Phosphorylase Kinase Dificiency

I talked to Micah's metabolic doctor a couple days ago. The genetic testing results came back. There is a mutation in a gene called PHKA2. This means Micah has Glycogen Storage Disease Type 9a, also known as phosphorylase kinase deficiency. The prognosis for this type is probably the best we could have hoped for. Some GSD types affect muscle tissue and cause heart issues, however this gene mutation does not typically affect the muscle, only the liver. The other really good thing about this type is that symptoms tend to go away in adulthood. As long as we manage it well throughout his childhood, he should not have any issues or symptoms when he is an adult. 

So for now, through his childhood, he will need corn starch at night to keep his body out of metabolic distress and he will need a low sugar and high protein diet to minimize liver damage and increase energy levels. The ultimate goal is to normalize his blood levels and liver as much as possible. He may still have a hard time with vigorous exercise and energy levels. His growth will probably be stunted through childhood and puberty may be delayed, but after puberty his growth should catch up to normal and his symptoms should dissipate. If we were not to manage it now he would have a lot of liver damage and feel sick and tired all the time. We are still working on figuring out the correct dosage of corn starch for him, and will continue to feed it to him at 2 am. We will also have, at least, yearly follow ups with the metabolic clinic at the Children's Hospital, including blood work and liver exams. We are also still figuring out the best foods for him to eat. 

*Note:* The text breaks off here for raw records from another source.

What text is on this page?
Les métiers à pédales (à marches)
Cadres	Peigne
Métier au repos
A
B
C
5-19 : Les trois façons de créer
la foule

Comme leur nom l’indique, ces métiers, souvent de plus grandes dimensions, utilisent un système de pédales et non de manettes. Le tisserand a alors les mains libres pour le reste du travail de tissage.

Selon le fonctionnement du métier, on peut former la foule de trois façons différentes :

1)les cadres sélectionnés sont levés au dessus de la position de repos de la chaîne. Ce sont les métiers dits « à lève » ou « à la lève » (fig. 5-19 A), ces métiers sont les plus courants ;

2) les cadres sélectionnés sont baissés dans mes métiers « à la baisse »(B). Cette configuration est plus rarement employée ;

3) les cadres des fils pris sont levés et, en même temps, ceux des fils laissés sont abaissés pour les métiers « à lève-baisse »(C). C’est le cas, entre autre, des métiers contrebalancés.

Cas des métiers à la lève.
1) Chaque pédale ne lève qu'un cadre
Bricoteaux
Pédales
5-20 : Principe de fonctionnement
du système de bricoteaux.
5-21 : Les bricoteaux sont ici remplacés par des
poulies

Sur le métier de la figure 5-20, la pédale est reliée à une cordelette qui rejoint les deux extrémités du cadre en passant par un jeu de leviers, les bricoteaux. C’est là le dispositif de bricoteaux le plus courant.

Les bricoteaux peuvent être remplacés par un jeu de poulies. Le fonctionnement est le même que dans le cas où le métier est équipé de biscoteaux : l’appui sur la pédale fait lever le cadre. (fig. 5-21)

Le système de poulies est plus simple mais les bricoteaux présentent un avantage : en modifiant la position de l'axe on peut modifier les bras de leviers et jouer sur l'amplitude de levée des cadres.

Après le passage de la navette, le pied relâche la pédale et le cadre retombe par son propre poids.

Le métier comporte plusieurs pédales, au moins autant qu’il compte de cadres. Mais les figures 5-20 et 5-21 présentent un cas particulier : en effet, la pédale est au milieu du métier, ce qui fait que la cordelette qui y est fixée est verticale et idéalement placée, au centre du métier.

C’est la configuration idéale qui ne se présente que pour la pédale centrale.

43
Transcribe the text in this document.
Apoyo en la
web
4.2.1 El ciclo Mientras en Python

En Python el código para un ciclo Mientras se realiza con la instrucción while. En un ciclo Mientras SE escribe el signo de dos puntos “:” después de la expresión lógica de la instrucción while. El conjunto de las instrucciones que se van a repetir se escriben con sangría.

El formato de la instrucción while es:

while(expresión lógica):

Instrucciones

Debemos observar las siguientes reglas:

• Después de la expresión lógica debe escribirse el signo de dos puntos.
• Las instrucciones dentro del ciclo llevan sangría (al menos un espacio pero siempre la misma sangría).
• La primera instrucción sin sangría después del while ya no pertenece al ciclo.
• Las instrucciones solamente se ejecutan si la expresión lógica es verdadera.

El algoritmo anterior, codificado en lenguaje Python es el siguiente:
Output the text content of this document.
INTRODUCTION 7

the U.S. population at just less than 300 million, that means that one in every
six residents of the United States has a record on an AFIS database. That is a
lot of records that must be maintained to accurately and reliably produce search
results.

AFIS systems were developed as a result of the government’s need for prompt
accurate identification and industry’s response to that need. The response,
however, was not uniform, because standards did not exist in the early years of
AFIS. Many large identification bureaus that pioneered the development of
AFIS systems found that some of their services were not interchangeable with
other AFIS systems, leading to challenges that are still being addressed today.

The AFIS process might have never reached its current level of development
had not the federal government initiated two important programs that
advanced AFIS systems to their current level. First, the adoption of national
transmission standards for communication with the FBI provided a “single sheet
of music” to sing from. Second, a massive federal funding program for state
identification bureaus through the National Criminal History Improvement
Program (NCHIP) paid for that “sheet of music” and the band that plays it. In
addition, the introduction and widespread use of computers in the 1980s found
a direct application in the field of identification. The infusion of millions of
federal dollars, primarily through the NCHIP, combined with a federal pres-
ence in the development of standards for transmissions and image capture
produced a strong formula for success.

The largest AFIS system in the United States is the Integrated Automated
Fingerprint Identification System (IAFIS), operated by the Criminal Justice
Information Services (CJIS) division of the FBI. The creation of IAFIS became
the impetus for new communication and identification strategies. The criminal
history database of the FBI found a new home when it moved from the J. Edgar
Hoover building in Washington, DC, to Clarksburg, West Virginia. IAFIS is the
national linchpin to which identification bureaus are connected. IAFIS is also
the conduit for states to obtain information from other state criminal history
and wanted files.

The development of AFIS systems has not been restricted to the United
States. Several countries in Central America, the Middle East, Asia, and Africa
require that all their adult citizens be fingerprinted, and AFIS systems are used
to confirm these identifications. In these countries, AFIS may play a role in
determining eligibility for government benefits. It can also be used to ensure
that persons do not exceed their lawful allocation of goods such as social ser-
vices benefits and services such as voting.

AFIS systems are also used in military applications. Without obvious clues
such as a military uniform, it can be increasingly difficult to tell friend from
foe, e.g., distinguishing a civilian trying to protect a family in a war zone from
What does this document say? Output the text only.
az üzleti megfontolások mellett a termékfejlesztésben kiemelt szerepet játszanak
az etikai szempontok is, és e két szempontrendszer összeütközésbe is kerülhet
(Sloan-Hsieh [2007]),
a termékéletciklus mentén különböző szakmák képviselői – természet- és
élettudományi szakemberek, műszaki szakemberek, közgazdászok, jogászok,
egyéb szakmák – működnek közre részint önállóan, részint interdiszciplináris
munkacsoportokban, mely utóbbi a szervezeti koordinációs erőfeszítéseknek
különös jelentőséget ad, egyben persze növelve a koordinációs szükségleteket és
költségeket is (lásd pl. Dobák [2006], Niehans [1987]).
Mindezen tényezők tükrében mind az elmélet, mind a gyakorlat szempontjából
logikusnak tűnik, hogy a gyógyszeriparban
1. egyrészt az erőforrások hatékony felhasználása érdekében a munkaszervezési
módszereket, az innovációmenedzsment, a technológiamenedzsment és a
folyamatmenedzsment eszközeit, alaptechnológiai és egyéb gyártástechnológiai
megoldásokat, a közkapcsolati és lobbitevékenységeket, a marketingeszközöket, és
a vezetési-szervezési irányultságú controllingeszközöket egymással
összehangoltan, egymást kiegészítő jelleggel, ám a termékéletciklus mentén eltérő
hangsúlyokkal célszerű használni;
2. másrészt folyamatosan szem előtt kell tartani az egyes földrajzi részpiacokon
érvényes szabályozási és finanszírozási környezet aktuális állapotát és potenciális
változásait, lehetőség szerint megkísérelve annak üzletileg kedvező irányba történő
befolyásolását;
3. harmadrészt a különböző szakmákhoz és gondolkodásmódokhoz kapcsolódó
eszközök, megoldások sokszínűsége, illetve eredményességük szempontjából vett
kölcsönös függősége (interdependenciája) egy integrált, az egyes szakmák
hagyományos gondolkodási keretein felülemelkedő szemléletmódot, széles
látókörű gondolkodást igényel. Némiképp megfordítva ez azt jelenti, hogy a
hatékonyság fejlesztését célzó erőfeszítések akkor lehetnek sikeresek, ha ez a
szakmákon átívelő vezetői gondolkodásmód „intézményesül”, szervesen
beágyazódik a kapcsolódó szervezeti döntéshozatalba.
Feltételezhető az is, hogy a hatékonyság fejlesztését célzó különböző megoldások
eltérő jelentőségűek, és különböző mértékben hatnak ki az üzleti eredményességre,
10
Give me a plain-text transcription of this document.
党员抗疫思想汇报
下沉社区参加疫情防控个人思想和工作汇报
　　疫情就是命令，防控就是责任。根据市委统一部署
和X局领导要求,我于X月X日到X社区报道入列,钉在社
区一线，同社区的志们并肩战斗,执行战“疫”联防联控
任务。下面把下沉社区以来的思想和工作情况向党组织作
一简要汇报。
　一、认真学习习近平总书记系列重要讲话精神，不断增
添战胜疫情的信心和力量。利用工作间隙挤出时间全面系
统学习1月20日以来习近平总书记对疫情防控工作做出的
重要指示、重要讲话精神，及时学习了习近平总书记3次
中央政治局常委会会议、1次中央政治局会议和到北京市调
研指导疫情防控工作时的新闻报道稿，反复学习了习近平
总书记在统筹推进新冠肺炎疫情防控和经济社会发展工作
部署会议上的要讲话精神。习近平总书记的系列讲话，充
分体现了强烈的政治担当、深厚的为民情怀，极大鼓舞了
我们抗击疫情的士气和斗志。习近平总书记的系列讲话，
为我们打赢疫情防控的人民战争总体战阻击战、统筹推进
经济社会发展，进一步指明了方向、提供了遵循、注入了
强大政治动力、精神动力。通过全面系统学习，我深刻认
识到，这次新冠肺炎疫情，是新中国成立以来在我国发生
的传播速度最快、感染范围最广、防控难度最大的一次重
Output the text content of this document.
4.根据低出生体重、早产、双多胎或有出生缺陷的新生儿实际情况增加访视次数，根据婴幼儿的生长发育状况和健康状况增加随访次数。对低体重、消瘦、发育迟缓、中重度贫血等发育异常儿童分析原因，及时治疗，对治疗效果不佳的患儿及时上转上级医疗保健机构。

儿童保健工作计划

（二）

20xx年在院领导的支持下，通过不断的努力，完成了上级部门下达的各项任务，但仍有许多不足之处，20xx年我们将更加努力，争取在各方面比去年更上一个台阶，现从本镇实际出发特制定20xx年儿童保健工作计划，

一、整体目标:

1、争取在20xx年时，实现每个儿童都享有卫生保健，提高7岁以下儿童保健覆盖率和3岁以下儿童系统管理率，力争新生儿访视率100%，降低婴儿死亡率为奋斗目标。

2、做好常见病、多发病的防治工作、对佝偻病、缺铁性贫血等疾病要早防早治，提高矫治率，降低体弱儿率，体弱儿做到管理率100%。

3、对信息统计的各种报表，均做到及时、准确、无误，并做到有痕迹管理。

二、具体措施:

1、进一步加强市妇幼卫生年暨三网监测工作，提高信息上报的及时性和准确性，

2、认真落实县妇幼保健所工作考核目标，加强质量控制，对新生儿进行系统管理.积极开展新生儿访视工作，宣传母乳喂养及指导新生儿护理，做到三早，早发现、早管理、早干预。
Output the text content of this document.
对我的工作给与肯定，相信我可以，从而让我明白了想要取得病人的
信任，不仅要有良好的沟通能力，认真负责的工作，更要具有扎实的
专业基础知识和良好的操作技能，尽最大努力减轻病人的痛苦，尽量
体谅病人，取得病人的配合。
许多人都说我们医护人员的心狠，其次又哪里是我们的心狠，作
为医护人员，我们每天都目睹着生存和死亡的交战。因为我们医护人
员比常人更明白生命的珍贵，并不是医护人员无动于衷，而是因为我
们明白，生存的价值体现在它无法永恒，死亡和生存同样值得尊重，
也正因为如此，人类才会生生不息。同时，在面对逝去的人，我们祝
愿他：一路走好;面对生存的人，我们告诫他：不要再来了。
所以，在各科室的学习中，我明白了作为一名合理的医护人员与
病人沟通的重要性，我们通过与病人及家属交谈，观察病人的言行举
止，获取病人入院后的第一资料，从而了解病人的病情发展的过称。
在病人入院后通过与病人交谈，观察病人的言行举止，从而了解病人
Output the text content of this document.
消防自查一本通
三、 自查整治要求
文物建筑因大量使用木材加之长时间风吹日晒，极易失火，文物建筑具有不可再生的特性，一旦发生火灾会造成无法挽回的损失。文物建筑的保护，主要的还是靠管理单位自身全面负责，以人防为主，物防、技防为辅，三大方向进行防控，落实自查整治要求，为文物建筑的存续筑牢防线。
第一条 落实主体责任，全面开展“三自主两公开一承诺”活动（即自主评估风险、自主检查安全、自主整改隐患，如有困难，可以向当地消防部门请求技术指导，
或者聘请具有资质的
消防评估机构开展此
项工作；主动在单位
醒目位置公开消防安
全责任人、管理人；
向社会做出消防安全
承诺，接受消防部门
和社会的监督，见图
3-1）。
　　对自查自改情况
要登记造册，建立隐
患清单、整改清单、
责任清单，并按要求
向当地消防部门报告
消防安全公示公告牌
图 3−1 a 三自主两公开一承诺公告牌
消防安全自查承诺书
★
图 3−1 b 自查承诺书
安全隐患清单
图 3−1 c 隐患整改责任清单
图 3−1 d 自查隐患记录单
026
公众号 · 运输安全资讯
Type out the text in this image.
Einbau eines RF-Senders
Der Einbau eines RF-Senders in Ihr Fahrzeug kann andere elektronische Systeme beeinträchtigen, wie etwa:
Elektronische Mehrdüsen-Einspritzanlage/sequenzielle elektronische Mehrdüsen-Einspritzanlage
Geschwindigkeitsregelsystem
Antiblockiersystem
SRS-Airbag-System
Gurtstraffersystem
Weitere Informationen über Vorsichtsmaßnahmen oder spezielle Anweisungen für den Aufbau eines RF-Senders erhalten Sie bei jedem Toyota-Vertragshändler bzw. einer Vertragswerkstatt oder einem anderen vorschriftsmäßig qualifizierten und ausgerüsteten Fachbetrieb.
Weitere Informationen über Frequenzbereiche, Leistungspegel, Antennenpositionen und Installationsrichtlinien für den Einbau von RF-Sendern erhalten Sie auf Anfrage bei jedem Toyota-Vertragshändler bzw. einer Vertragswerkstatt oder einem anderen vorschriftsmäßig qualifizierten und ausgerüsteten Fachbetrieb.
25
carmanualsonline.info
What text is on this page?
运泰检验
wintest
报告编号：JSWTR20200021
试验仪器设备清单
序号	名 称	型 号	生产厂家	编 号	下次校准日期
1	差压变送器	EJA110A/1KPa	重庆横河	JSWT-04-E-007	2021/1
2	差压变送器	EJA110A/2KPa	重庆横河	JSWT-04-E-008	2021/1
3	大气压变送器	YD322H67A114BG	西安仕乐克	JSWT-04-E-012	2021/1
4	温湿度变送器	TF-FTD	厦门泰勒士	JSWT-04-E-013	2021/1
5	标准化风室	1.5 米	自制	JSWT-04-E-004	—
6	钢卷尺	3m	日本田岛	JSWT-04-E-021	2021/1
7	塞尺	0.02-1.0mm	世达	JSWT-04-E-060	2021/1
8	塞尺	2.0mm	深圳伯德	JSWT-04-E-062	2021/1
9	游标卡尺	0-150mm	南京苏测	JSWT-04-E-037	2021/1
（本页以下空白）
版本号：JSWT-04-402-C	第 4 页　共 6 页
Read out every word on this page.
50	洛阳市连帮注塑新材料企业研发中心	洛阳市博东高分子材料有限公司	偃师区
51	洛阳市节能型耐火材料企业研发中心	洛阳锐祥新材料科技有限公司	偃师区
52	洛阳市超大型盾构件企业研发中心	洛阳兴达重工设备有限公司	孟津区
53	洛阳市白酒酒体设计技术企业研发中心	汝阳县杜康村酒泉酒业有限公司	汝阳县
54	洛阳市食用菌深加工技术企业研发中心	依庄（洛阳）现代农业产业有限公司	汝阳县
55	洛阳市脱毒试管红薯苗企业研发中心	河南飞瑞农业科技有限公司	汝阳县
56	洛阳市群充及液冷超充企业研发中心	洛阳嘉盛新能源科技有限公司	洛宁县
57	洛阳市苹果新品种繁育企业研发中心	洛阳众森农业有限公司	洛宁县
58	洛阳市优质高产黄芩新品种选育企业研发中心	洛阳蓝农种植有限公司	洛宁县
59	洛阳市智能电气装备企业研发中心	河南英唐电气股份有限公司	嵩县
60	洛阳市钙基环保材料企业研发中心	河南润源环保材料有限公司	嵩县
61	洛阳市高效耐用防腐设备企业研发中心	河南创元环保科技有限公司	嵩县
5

The other thing about type 9a is that it is almost always an X linked genetic trait that has been passed on by the mother. So the doctors really want me to get tested to see if I am a carrier. If I am they want my sister to get tested and if she is, her daughter will want to get tested eventually. There is a very small chance that this is a genetic mutation and Micah is the first in the family to have it. Being X linked, females are only carriers and males are the ones that actually show symptoms. So Maelyn could be a carrier, if I am, but will most likely not show any symptoms. However at this point, if she makes it into adulthood, her ability to carry biological children will be questionable, so it might not matter if she is a carrier. 

Here is a link to a really thorough explanation of GSD Type 9. 

Overall, this is good news and a relief. It is still hard for me to swallow that we have two medically needy kids, even though Micah is generally fine. I'm dealing with mommy guilt and the grief of my kids not having the life I always pictured. Each day I process more and am coming to terms with the different plan God is laying out for us. (A year later I am still trying to come to terms with being in CO.) We still have time to prepare ourselves and the boys for what will lay ahead for Maelyn's life if she is born with the heart we saw a couple weeks ago. I am still praying for a miracle, that God would ultimately be her only surgeon. But we don't know His will. Please continue to pray with us. For healing, for peace and comfort, and for God to be glorified. Pray for finances, Tim's job, scheduling and support with child care. Pray for our teams of doctors and nurses, that they would have the wisdom and knowledge and that they would ultimately see Christ in us. Praise you God for the work you are doing that we can not even see or fathom.